Le marché de l’emploi est resté assez résilient, de sorte que la Fed n’est pas pressée de changer de position. Malheureusement pour le gouvernement américain, le niveau actuel des taux d’intérêt entraîne des paiements d’intérêts élevés sur la dette américaine qui ne cesse de croître. Les premiers signes d’inflation des biens devraient apparaître au troisième trimestre 2025. La question sera de savoir si la Fed pourra résister à la pression avant de réduire ses taux de référence. Les investisseurs anticipent actuellement deux baisses de taux au second semestre 2025. Ces baisses de taux ne seront pas favorables au dollar américain. Les investisseurs étrangers ont déjà été durement touchés par la dépréciation de plus de 10% du dollar américain par rapport à l’euro et au franc suisse. Nous ne remettons pas en cause le statut du dollar américain en tant que principale monnaie de réserve, mais nous n’excluons pas un nouvel affaiblissement de la devise, car la nouvelle administration y voit un moyen de rendre les produits américains plus compétitifs. Étonnamment, le dollar américain n’a pas joué son rôle de valeur refuge lors de la récente escalade des tensions au Moyen-Orient. Les prix du pétrole et de l’or ont réagi comme prévu, mais le dollar américain est resté sous pression par rapport à l’euro et au franc suisse.
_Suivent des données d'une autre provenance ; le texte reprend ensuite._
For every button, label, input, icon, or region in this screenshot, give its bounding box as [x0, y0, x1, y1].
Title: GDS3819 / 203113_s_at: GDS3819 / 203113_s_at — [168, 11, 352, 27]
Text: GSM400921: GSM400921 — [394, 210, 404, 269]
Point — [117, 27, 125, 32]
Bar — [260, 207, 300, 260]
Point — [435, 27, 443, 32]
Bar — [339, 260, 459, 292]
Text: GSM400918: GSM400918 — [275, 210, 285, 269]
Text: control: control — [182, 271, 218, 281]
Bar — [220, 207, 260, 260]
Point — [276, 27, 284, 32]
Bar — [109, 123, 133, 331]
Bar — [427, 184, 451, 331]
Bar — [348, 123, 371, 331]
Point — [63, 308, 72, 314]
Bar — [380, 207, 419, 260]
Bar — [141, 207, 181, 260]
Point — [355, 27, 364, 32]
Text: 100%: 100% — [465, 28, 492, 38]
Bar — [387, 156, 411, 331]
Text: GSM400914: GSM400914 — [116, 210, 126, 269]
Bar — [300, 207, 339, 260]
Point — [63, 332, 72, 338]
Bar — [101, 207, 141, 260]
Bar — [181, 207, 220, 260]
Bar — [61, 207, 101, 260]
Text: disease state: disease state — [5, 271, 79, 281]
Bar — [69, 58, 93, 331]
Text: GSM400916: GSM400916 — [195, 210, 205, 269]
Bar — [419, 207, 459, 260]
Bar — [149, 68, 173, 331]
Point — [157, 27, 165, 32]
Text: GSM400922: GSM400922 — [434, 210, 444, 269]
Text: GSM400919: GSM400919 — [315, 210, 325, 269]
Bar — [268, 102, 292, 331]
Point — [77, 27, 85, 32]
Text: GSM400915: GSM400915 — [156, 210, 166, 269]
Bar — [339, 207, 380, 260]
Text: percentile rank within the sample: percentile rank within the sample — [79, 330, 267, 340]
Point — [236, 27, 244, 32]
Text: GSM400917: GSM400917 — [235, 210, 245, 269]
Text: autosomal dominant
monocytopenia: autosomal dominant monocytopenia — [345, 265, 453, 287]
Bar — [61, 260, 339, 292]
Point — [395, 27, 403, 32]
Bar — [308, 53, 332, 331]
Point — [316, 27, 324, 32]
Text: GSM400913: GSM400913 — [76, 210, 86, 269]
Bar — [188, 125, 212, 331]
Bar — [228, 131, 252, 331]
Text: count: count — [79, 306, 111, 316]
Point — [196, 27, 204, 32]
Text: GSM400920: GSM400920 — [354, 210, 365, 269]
Pour compenser cette faiblesse, il faudrait un budget américain convaincant afin d’apaiser les craintes liées au déficit, ainsi qu’une amélioration rapide des données économiques américaines une fois que l’incertitude liée aux négociations commerciales aura été levée. Une reprise économique plus forte que prévu au second semestre 2025 devrait inciter les investisseurs à revoir leurs estimations concernant le nombre de baisses de taux en 2026 (actuellement trois, alors que la Fed n’en prévoit qu’une seule).
EN ATTENTE
La rapidité des événements a mis à rude épreuve la plupart des investisseurs, car il est pratiquement impossible de se positionner correctement dans un environnement en mutation aussi rapide. Nous avons choisi de rester bien diversifiés et avons légèrement réduit notre exposition au marché actions en attendant l’issue des négociations commerciales. Dans l’ensemble, les marchés ont été positifs cette année, mais la forte dépréciation du dollar américain a entraîné des rendements négatifs sur les actions américaines pour les investisseurs suisses et européens non couverts. Comme indiqué ci-dessus, nous pensons que le budget américain et la conclusion des négociations commerciales seront des facteurs importants pour les marchés financiers au second semestre 2025. Nous chercherons à augmenter notre exposition aux marchés dès que nous aurons plus de visibilité sur ces questions.